GZipDecoder cannot process multi-member gzip data
Closed this issue · 0 comments
lizeyan commented
httpx version:
0.27.0
Current Behavior:
GZipDecoder only decodes the first member in gzip data.
Expected Behavior:
Be capable of decompressing multi-member gzip data (multiple gzip blocks concatenated together) just like gzip.decompress
Steps To Reproduce:
In [1]: import httpx
In [2]: raw_bytes = b'\x1f\x8b\x08\x00\x00\tn\x88\x00\xff\x00\x15\x00\xea\xff{"status": "success",\x03\x00\xeb\xdb\xa3\xb0\x15\x00\x00\x00\x1f\x8
...: b\x08\x00\x00\tn\x88\x00\xff\x00\x08\x00\xf7\xff"data": \x03\x00\x1d\xb4\xe6\xc8\x08\x00\x00\x00\x1f\x8b\x08\x00\x00\tn\x88\x00\xff\x00#\
...: x00\xdc\xff{"resultType":"matrix","result":[]}\x03\x00\x12\xb7\x95\x1b#\x00\x00\x00\x1f\x8b\x08\x00\x00\tn\x88\x00\xff\x00\x01\x00\xfe\xf
...: f}\x03\x00\x0c\xe2\xb6\xfc\x01\x00\x00\x00'
In [3]: from httpx._decoders import GZipDecoder
In [4]: GZipDecoder().decode(raw_bytes)
Out[4]: b'{"status": "success",'
In [5]: import gzip
In [6]: gzip.decompress(raw_bytes)
Out[6]: b'{"status": "success","data": {"resultType":"matrix","result":[]}}'
In [7]:
(The raw_bytes are from a Prometheus query request)
Anything else:
A possible implementation:
class GZipDecoder(ContentDecoder):
...
def decode(self, data: bytes) -> bytes:
decompressed_data = b""
try:
length = len(data)
offset = 0
while offset < length:
chunk = self.decompressor.decompress(data[offset:])
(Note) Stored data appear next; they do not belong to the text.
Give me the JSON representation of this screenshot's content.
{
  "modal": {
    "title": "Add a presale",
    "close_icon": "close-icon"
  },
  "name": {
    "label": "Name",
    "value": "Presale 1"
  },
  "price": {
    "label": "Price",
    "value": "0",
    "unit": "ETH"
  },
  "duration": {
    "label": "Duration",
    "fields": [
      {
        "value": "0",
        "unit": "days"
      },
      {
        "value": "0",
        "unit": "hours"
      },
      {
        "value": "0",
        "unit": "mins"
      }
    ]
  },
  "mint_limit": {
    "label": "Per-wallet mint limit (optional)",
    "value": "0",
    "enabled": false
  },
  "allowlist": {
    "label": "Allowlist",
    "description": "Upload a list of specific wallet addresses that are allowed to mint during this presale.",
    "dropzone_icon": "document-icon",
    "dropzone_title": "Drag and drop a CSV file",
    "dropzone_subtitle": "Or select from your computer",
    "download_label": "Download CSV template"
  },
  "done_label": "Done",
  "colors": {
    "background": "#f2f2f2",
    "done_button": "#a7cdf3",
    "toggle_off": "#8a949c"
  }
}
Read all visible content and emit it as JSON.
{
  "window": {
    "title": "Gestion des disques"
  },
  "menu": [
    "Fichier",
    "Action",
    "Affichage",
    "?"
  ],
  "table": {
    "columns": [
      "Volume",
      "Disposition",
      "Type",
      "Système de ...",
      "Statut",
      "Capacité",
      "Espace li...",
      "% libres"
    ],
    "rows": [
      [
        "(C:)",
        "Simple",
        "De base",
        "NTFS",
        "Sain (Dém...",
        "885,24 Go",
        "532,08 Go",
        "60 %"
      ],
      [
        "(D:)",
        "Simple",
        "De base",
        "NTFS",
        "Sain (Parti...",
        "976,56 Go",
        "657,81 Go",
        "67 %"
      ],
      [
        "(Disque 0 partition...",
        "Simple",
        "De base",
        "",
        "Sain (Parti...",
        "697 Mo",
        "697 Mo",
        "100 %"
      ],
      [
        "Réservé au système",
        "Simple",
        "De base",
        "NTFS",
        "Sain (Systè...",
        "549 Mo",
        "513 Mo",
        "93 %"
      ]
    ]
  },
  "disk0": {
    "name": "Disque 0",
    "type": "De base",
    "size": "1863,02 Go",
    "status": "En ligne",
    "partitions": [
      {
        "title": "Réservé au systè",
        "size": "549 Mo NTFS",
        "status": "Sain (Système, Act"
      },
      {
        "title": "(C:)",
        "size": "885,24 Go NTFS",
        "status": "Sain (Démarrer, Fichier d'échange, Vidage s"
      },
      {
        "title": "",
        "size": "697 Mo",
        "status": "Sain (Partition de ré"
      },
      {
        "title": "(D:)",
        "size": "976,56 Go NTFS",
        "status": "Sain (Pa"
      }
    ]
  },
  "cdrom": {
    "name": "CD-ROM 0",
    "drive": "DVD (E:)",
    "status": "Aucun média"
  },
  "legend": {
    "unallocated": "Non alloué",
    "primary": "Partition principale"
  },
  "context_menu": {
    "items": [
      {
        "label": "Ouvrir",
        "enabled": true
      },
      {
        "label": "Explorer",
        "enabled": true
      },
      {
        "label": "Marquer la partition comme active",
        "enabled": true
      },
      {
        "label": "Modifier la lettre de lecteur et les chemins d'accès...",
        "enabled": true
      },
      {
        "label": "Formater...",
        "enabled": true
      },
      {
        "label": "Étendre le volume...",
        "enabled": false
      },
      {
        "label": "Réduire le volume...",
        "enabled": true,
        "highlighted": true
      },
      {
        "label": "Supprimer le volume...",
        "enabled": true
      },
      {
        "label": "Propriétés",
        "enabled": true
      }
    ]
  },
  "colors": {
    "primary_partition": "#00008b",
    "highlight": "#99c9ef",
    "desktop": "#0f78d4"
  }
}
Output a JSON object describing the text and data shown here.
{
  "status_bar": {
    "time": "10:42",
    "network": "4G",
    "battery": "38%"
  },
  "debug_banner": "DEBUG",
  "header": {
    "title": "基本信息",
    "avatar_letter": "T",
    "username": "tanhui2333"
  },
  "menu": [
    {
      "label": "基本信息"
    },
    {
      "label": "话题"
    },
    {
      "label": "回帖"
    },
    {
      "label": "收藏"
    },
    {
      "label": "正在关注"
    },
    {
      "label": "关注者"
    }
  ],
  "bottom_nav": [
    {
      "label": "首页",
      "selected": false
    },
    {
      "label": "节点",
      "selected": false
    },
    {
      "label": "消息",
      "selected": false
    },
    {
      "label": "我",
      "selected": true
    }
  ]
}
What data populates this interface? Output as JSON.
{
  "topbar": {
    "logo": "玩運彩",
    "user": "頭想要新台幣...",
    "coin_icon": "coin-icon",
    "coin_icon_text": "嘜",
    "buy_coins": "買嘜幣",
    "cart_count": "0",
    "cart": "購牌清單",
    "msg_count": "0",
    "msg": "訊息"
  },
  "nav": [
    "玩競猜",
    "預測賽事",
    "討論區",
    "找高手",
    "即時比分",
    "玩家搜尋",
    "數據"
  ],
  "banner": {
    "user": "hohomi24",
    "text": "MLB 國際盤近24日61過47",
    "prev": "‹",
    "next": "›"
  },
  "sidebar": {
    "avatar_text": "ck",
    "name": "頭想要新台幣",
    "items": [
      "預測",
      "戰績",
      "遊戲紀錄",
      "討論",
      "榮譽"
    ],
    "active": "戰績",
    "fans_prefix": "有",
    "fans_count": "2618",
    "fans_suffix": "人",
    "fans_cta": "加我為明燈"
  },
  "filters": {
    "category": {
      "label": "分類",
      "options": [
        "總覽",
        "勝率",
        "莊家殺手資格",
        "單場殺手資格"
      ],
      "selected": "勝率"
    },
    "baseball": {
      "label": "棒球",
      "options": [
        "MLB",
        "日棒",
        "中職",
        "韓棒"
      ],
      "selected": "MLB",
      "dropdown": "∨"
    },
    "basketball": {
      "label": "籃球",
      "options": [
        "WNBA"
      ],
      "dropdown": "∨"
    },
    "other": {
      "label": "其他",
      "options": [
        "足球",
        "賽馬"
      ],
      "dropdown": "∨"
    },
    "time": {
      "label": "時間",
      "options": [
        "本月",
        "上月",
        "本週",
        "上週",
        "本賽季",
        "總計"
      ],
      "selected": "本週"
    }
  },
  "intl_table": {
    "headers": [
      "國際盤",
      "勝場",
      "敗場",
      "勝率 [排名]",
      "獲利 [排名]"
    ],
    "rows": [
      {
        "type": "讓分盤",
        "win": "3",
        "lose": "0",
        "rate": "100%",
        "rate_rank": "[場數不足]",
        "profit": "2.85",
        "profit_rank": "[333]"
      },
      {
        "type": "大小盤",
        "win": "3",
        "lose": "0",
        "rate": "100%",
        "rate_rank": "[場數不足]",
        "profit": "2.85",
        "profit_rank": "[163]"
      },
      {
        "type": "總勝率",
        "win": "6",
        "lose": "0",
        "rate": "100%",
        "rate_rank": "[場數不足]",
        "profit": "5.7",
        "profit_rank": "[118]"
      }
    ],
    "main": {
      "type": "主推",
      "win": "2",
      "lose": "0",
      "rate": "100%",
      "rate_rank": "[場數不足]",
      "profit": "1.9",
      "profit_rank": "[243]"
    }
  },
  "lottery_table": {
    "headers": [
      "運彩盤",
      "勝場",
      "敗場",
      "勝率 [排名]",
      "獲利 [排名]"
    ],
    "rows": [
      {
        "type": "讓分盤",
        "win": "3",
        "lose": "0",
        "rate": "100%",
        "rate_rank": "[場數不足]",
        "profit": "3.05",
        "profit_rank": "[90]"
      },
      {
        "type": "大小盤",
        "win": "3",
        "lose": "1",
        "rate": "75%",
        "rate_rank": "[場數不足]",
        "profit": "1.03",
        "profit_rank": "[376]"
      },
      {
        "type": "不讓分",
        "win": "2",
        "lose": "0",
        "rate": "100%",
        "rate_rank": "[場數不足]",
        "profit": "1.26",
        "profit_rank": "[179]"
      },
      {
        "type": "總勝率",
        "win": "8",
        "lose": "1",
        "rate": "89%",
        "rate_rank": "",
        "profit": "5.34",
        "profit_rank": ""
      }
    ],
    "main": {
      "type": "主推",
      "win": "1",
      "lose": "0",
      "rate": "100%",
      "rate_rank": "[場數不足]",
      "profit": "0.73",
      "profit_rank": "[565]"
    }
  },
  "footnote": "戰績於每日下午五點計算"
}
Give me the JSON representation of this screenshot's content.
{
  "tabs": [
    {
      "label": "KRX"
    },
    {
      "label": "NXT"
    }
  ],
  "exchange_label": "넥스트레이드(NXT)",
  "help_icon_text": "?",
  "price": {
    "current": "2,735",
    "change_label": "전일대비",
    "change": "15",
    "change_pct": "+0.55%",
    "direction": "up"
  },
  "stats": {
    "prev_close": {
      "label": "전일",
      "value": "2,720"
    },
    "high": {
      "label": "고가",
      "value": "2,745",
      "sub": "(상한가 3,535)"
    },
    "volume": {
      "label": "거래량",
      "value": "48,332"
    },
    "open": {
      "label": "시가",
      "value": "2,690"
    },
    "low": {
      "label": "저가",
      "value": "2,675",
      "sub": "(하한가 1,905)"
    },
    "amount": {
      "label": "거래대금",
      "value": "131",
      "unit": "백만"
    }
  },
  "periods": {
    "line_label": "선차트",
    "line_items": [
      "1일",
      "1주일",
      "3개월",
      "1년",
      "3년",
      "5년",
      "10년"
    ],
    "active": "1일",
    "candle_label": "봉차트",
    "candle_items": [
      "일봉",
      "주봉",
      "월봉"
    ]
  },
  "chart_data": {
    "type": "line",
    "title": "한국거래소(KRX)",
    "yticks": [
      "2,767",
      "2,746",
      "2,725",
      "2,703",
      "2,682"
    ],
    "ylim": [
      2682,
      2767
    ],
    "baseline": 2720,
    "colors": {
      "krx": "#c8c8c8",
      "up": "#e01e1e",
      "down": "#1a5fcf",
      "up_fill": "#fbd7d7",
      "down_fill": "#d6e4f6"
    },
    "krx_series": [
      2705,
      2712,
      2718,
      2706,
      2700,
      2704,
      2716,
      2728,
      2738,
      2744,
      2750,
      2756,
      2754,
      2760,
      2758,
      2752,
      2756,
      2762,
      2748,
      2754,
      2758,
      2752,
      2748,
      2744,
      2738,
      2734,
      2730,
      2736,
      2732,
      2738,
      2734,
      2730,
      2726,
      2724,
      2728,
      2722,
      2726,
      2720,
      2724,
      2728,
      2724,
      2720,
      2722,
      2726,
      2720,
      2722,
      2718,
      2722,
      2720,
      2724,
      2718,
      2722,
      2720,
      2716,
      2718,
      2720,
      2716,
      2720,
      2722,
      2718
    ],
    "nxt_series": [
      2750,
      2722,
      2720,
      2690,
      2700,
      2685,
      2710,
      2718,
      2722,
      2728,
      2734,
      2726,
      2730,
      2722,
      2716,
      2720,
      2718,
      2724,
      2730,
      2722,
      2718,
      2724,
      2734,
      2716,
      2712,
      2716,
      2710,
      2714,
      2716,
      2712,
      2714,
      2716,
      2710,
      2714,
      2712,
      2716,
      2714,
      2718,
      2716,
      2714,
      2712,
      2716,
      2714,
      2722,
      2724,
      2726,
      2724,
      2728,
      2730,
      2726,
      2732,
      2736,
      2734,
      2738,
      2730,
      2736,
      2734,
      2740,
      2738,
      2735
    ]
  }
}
decompressed_data += chunk
# Update the offset to the next member
offset += len(data[offset:]) - len(self.decompressor.unused_data)
if not self.decompressor.unused_data:
break
else:
self.decompressor = zlib.decompressobj(zlib.MAX_WBITS | 16)
return decompressed_data
except zlib.error as exc:
raise DecodingError(str(exc)) from exc
I have test it and it can handle this case.